- Poster
- Directed by: Taratoa Stappard
- Written by: Taratoa Stappard
- Produced by: Sharlene George; Rickylee Russell-Waipuka; Rouzie Hassanova;
- Starring: Ariāna Osborne; Umi Myers; Evelyn Towersey; Errol Shand; Jordan Mooney; Mihi Te Rauhi Daniels; Turia Schmidt Peke; Toby Stephens;
- Cinematography: Gin Loane
- Edited by: Dan Kircher
- Music by: Karl Sölve Steven; Rob Thorne;
- Production company: Sweetshop Entertainment
- Distributed by: Vendetta Films
- Release dates: 5 September 2025 (TIFF); 12 February 2026 (New Zealand);
- Running time: 89 minutes
- Country: New Zealand
- Languages: English; Māori;
- Box office: $125,785

= Mārama (film) =

2025 film by Taratoa Stappard

Mārama is a 2025 New Zealand gothic horror film written and directed by Taratoa Stappard in his directorial debut. It stars Ariāna Osborne, Umi Myers, Evelyn Towersey, Errol Shand, Jordan Mooney, Mihi Te Rauhi Daniels, Turia Schmidt Peke, and Toby Stephens.

The film premiered at the 2025 Toronto International Film Festival, and was theatrically released in New Zealand on 12 February 2026.

==Premise==
Upon receiving a letter from a mysterious stranger claiming to have information about her parents, orphan Mary Stevens (Mārama) arrives in Yorkshire, England to find out more about her whakapapa.

On her arrival at Hawkser Manor, she is eagerly met by Nathanial Cole, who offers her a position as governess for his granddaughter Ann, but the house does not feel right.

==Cast==
- Ariāna Osborne as Mary Stevens / Mārama and Emilia / Te Haeata
- Toby Stephens as Nathanial Cole
- Umi Myers as Peggy
- Errol Shand as Jack Fenton
- Evelyn Towersey as Anne / Anahera
- Jordan Mooney as Arthur Cole
- Mihi Te Rauhi Daniels as Hinemoana
- Turia Schmidt Peke as Arorangi
- Elliot Blakely as Thomas Boyd

==Production==
The film is from writer-director Taratoa Stappard, with Sharlene George producing for The Sweetshop. Ricky Russell-Waipuka and Rouzie Hassanova are also producing with Paraone Gloyne as Māori language and culture producer.
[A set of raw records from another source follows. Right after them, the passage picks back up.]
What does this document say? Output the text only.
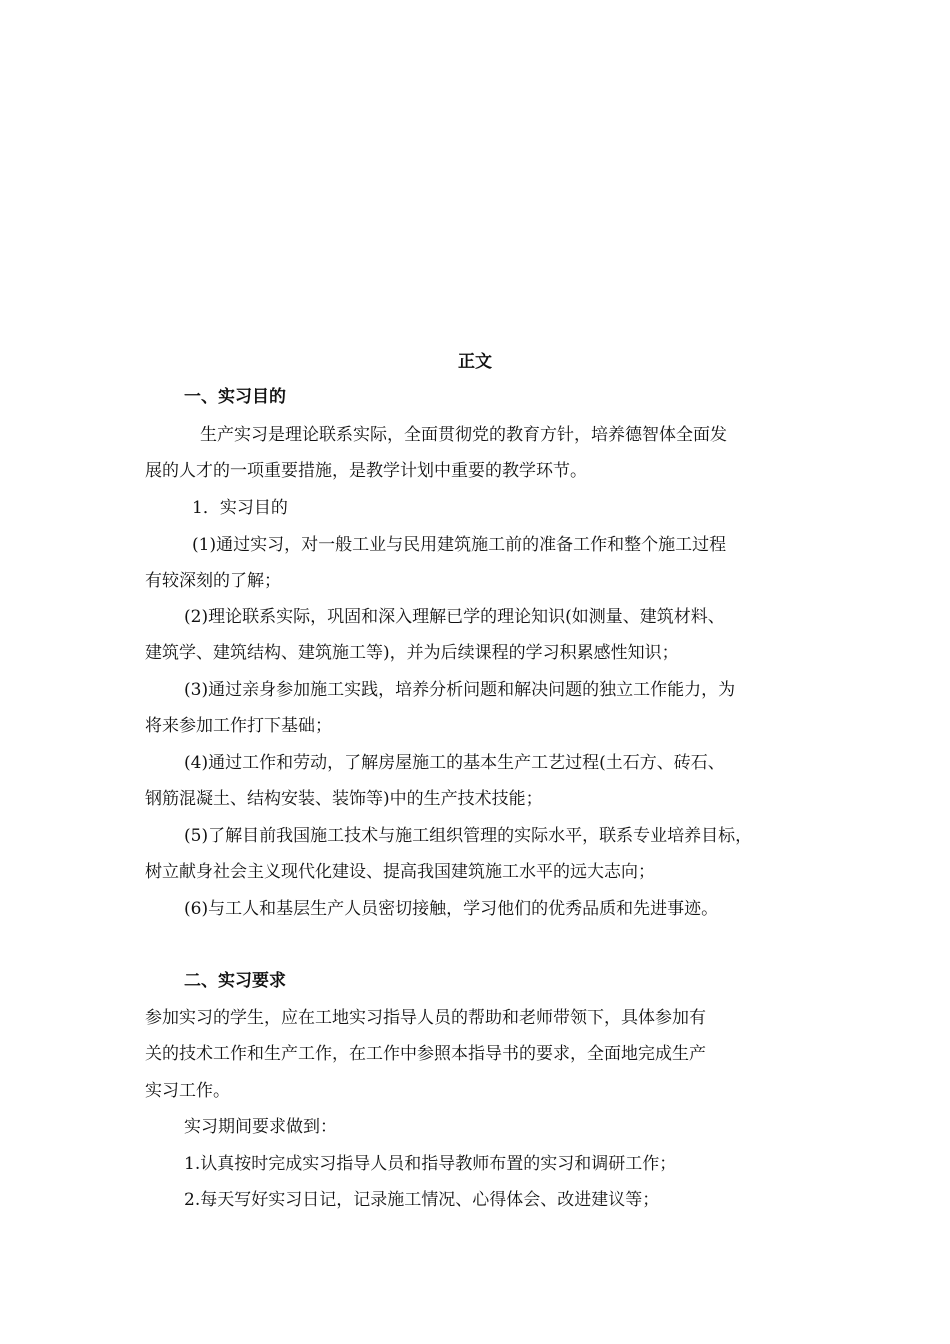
正文

一、实习目的

生产实习是理论联系实际，全面贯彻党的教育方针，培养德智体全面发

展的人才的一项重要措施，是教学计划中重要的教学环节。

1．实习目的

(1)通过实习，对一般工业与民用建筑施工前的准备工作和整个施工过程

有较深刻的了解；

(2)理论联系实际，巩固和深入理解已学的理论知识(如测量、建筑材料、

建筑学、建筑结构、建筑施工等)，并为后续课程的学习积累感性知识；

(3)通过亲身参加施工实践，培养分析问题和解决问题的独立工作能力，为

将来参加工作打下基础；

(4)通过工作和劳动，了解房屋施工的基本生产工艺过程(土石方、砖石、

钢筋混凝土、结构安装、装饰等)中的生产技术技能；

(5)了解目前我国施工技术与施工组织管理的实际水平，联系专业培养目标，

树立献身社会主义现代化建设、提高我国建筑施工水平的远大志向；

(6)与工人和基层生产人员密切接触，学习他们的优秀品质和先进事迹。

二、实习要求

参加实习的学生，应在工地实习指导人员的帮助和老师带领下，具体参加有

关的技术工作和生产工作，在工作中参照本指导书的要求，全面地完成生产

实习工作。

实习期间要求做到：

1.认真按时完成实习指导人员和指导教师布置的实习和调研工作；

2.每天写好实习日记，记录施工情况、心得体会、改进建议等；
Executive Producers include Victoria Dabbs and Gal Greenspan for Sweetshop Entertainment, Jill Macnab and Phil Bremner for Vendetta Films and Badie Ali, Hamza Ali and Greg Newman for MPI Media.
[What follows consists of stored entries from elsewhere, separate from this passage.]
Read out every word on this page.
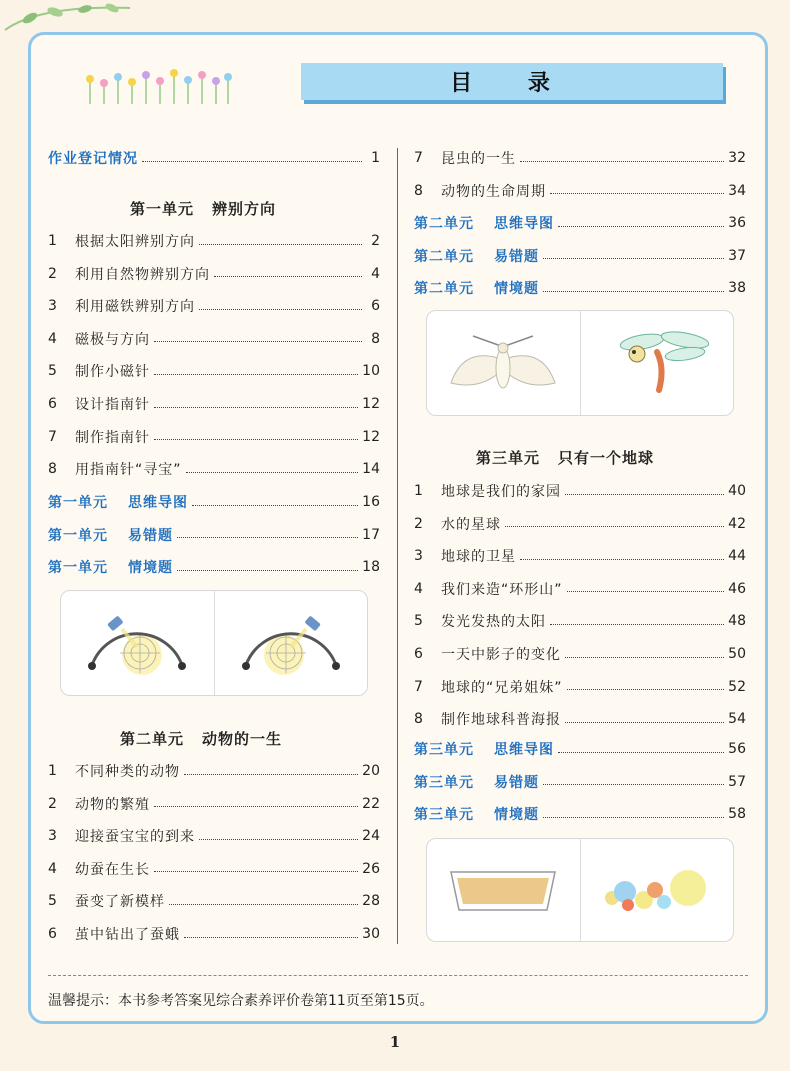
目 录
作业登记情况	1
第一单元 辨别方向
第二单元 动物的一生
第三单元 只有一个地球
温馨提示：本书参考答案见综合素养评价卷第11页至第15页。
1
1	根据太阳辨别方向	2
2	利用自然物辨别方向	4
3	利用磁铁辨别方向	6
4	磁极与方向	8
5	制作小磁针	10
6	设计指南针	12
7	制作指南针	12
8	用指南针“寻宝”	14
第一单元 思维导图	16
第一单元 易错题	17
第一单元 情境题	18
1	不同种类的动物	20
2	动物的繁殖	22
3	迎接蚕宝宝的到来	24
4	幼蚕在生长	26
5	蚕变了新模样	28
6	茧中钻出了蚕蛾	30
7	昆虫的一生	32
8	动物的生命周期	34
第二单元 思维导图	36
第二单元 易错题	37
第二单元 情境题	38
1	地球是我们的家园	40
2	水的星球	42
3	地球的卫星	44
4	我们来造“环形山”	46
5	发光发热的太阳	48
6	一天中影子的变化	50
7	地球的“兄弟姐妹”	52
8	制作地球科普海报	54
第三单元 思维导图	56
第三单元 易错题	57
第三单元 情境题	58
The cast is led by Ariāna Osborne, Toby Stephens, and Umi Myers and also features Erroll Shand and Jordan Mooney.

The film was developed with support from Te Tumu Whakaata Taonga (The New Zealand Film Commission), imagineNATIVE, The Black List, Toronto International Film Festival, the Zurich Film Festival and the Berlinale Co-Production Market. The film is made in association with the New Zealand Film Commission, NZ On Air, Whakaata Māori and Images & Sound. Principal photography took place in late-2024 in Auckland and in the Otago region.

==Release==
Mārama had its world premiere at the 2025 Toronto International Film Festival on 5 September. Before the premiere, North American rights were negotiated by Dark Sky Films and Watermelon Pictures, with a release set for the first quarter of 2026. It was theatrically released in New Zealand by Vendetta Films on 12 February 2026, followed by a limited release in the United States by Dark Sky Films and Watermelon Pictures on 17 April.

===Home media===
Mārama was made available to rent exclusively on Letterboxd Video Store for video on demand on 25 May 2026.